A questo fine avevo una lettera per una famiglia di Leuwarde, la portai, fui ricevuto cortesemente in una bella casetta posta sull’orlo d’un canale, e scambiati appena i primi saluti, dimandai di vedere un casco, il che fece ridere di cuore i miei ospiti, perchè quella è immancabilmente la prima domanda che rivolgono tutti gli stranieri arrivati in Frisia ai primi Frisoni che hanno la fortuna di conoscere. Per tutta risposta, la padrona di casa, una signora colta e gentilissima, che parlava con molto garbo il francese, tirò il cordoncino d’un campanello, e comparve subito una ragazza col casco d’oro e la veste lilla, a cui essa accennò di venire innanzi. Era la serva: una ragazza alta come un granatiere, robusta come un atleta, bianca come un angelo, fiera come una principessa. Capì di volo che cosa volevo e mi si piantò davanti colla testa alta e cogli occhi bassi. La signora mi disse che si chiamava Sofia, che aveva diciott’anni, ch’era promessa sposa e che il casco gliel’aveva regalato il suo fidanzato.
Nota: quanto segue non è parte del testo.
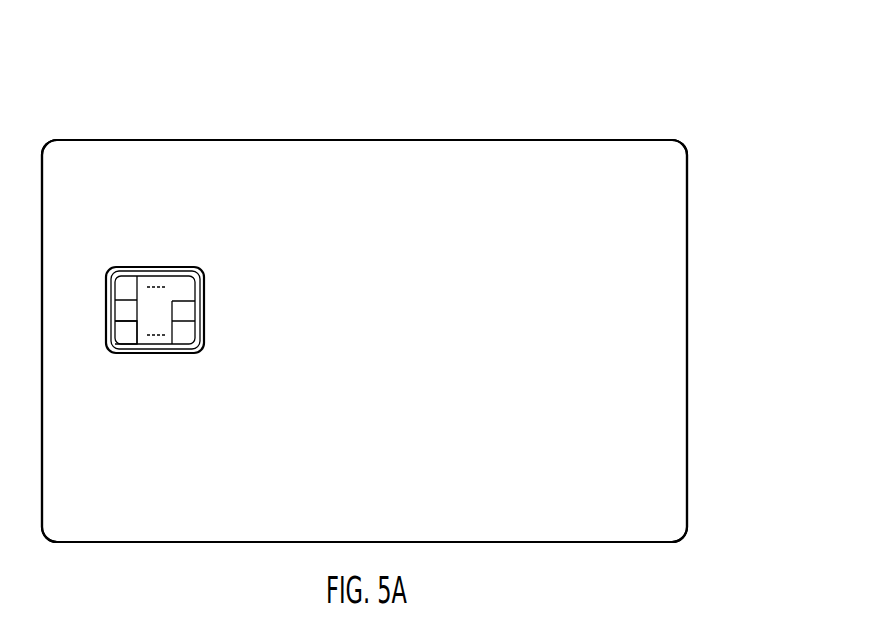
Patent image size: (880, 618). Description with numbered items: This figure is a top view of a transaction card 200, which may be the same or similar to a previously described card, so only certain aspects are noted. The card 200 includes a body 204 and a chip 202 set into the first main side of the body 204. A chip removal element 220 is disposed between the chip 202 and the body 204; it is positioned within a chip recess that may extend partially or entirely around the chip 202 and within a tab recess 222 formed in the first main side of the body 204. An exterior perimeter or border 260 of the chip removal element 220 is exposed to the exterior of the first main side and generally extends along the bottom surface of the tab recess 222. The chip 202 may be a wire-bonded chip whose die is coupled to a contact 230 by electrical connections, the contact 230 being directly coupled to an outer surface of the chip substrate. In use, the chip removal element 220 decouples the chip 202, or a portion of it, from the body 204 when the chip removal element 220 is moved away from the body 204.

The transaction card 200 is at (629, 95).
The chip 202 is at (152, 300).
The body 204 is at (658, 374).
The chip removal element 220 is at (175, 274).
The tab recess 222 is at (200, 270).
The contact 230 is at (129, 328).
The exterior perimeter or border 260 is at (185, 345).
Domandai di che metallo fosse il casco.

“D’oro!” rispose la signora quasi meravigliandosi della mia domanda.

“D’oro!” esclamai alla mia volta. “Scusi; abbia la compiacenza di domandarle quanto costa.”

La signora interrogò in lingua frisona Sofia, e poi rivolgendosi a me: “Costa,” mi disse, “senza le spille e senza la catenella, trecento fiorini.”

“Seicento lire!” esclamai. “Scusi ancora: vorrei sapere qual’è la professione del suo fidanzato.”